Aralık ayında, çatışmaların durdurulması için ABD'nin girişimleriyle başlayan görüşmeler devam ederken Ehud Barak'ın başbakanlıktan istifa etmesi ile İsrail 2001 şubat ayına kadar sürecek bir seçim dönemine girdi. Barak ve Ariel Şaron'un yarıştığı ve şiddet olayları açısından sakin geçen ve hiçbir bombalı intihar saldırısının meydana gelmediği seçim döneminin sonunda Ariel Şaron, İsrail'in yeni Başbakanı oldu.

2004 yılında da bombalı intihar saldırıları devam etti. Şubat ayında Ariel Şaron, Gazze'den çekilme plânını açıkladı. 22 Şubat 2004'te, Kudüs'te okul çocuklarını taşıyan bir otobüste El Aksa Şehitleri Tugayına mensup bir militan, yolcuların sayısının artmasını bekledikten sonra üzerindeki bombayı patlattı. Patlamada 8 kişi öldü ve 11'i çocuk olmak üzere 60'dan fazla kişi yaralandı. İsrail, misilleme olarak Gazze Şeridinde düzenlediği operasyonlarda70 Hamas militanını öldürdü.

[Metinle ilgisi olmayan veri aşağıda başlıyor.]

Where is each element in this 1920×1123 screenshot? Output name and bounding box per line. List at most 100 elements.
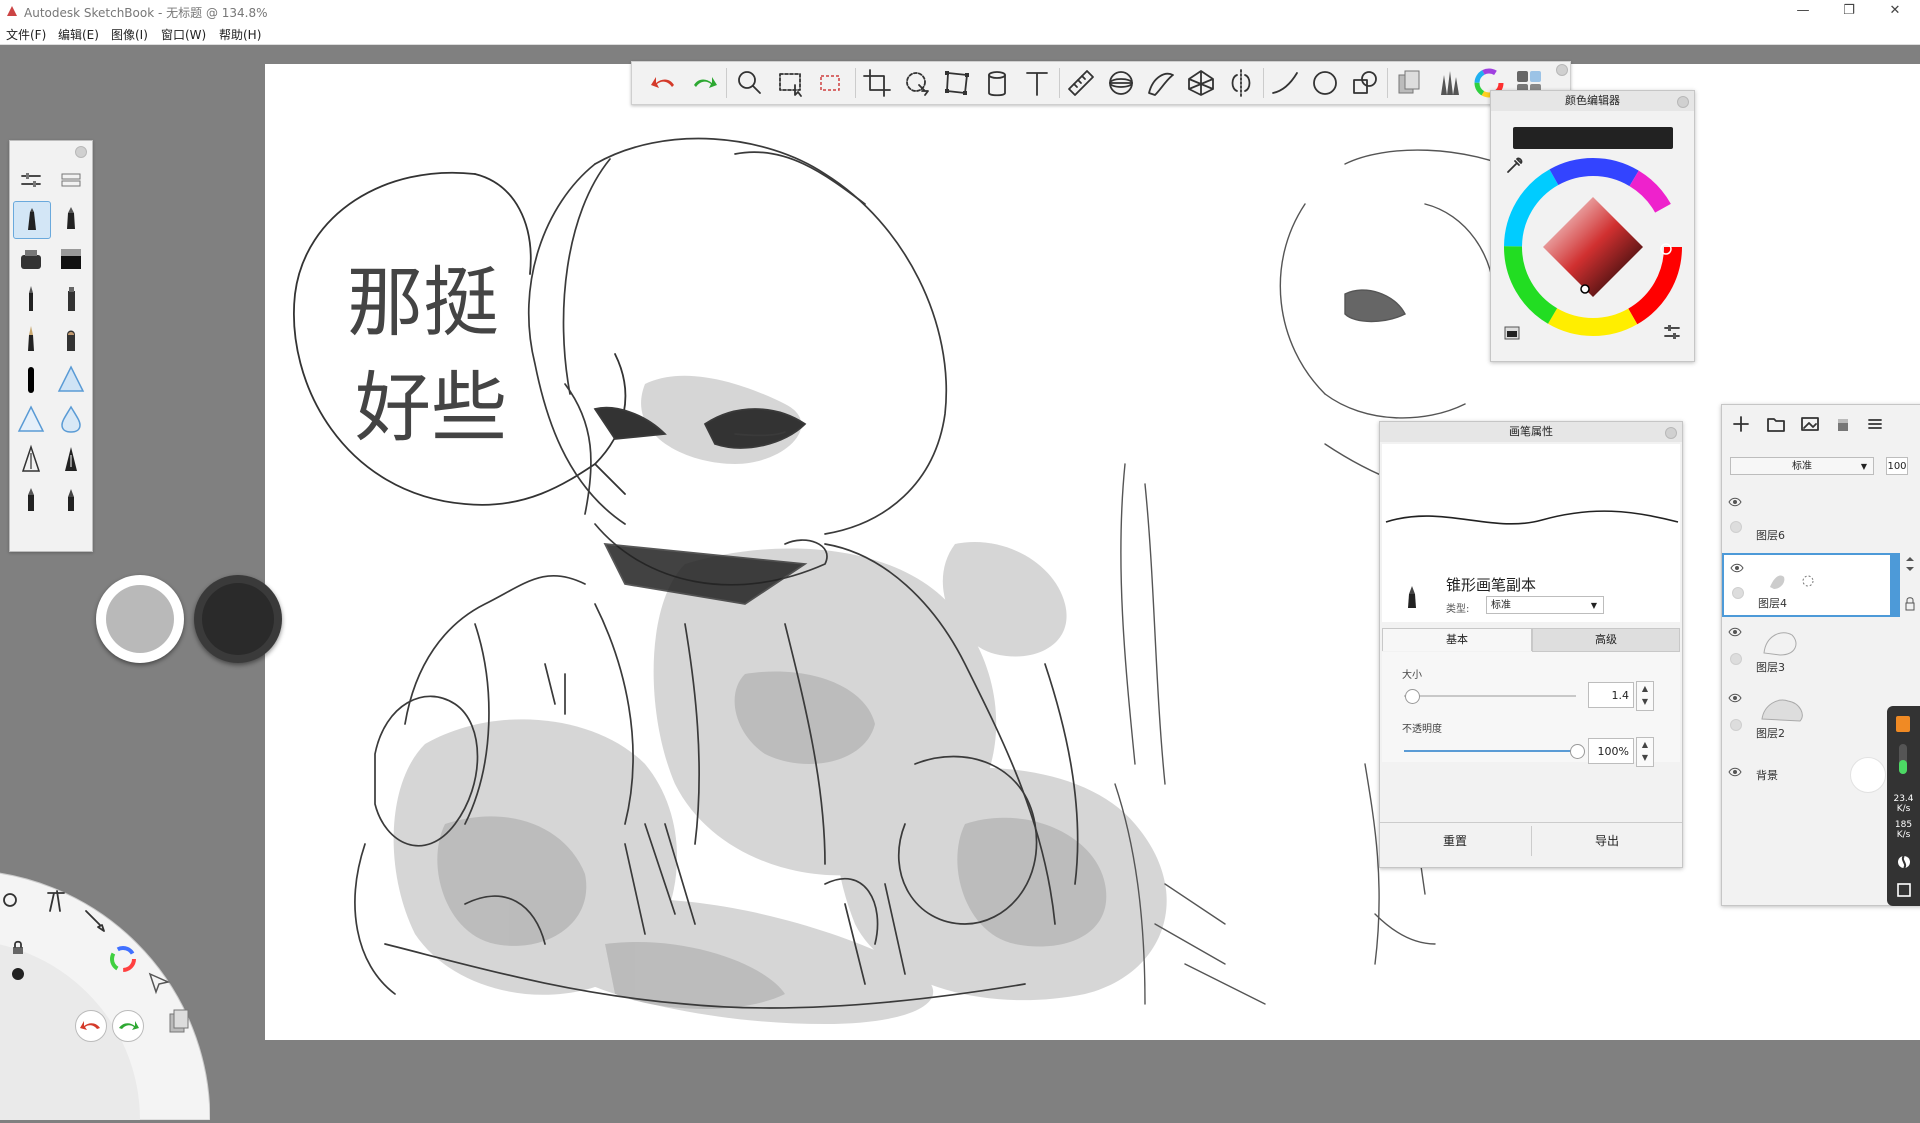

Çatışmalar Sonunda Kanlı Bilanço

Şaron'un ziyaretinden sonraki ilk beş günde, protestolar ve çarpışmalar sonucu İsrail polisi ve güvenlik güçleri 47 Filistinliyi öldürüp 1885 ini yaraladı ve Filistinliler ise 5 İsrailli'yi öldürdü.

2005 yılının Filistin ve İsrail resmi rakamlarına göre, 2. İntifada'da 4 bin 412 Filistinli şehit edildi, 48 binden fazla kişi de yaralandı. İsrail'in kaybı ise bin 69 ölü, 4 bin 500 de yaralıydı.

İkinci İntifada sırasında İsrail ordusu, Batı Şeria ve Gazze'de çok sayıda baskın düzenledi. Binlerce ev yıkıldı, birçok tarladaki ağaçlar söküldü.

Abbas ve Şaron'un Görüşmesi

El Fetih'in, FKÖ'nün ve Filistin Otoritesinin lideri, tüm eleştirilerine rağmen Filistinliler'in vazgeçilmez lideri Yaser Arafat, 11 Kasım 2004'de Paris'te vefat etmesi üzerine yerine İsrail'le sorunların görüşmelerle çözülmesini savunan Mahmud Abbas seçildi.

Şubat ayında, M.Abbas ve A.Şaron, Şarm el-Şeyh'de bir araya geldi ve çatışmaların sona erdiğini belirten bir açıklama yaptılar. Hamas ve Filistin İslâmî Cihat başlangıçta anlaşmayı tanımadıklarını ilân etse de, bir süre sonra M. Abbas'ın çabalarıyla ateşkese uyacaklarını açıkladılar. Ancak, ateş kes ilanına rağmen, bombalı intihar saldırıları aralıklarla devam etti.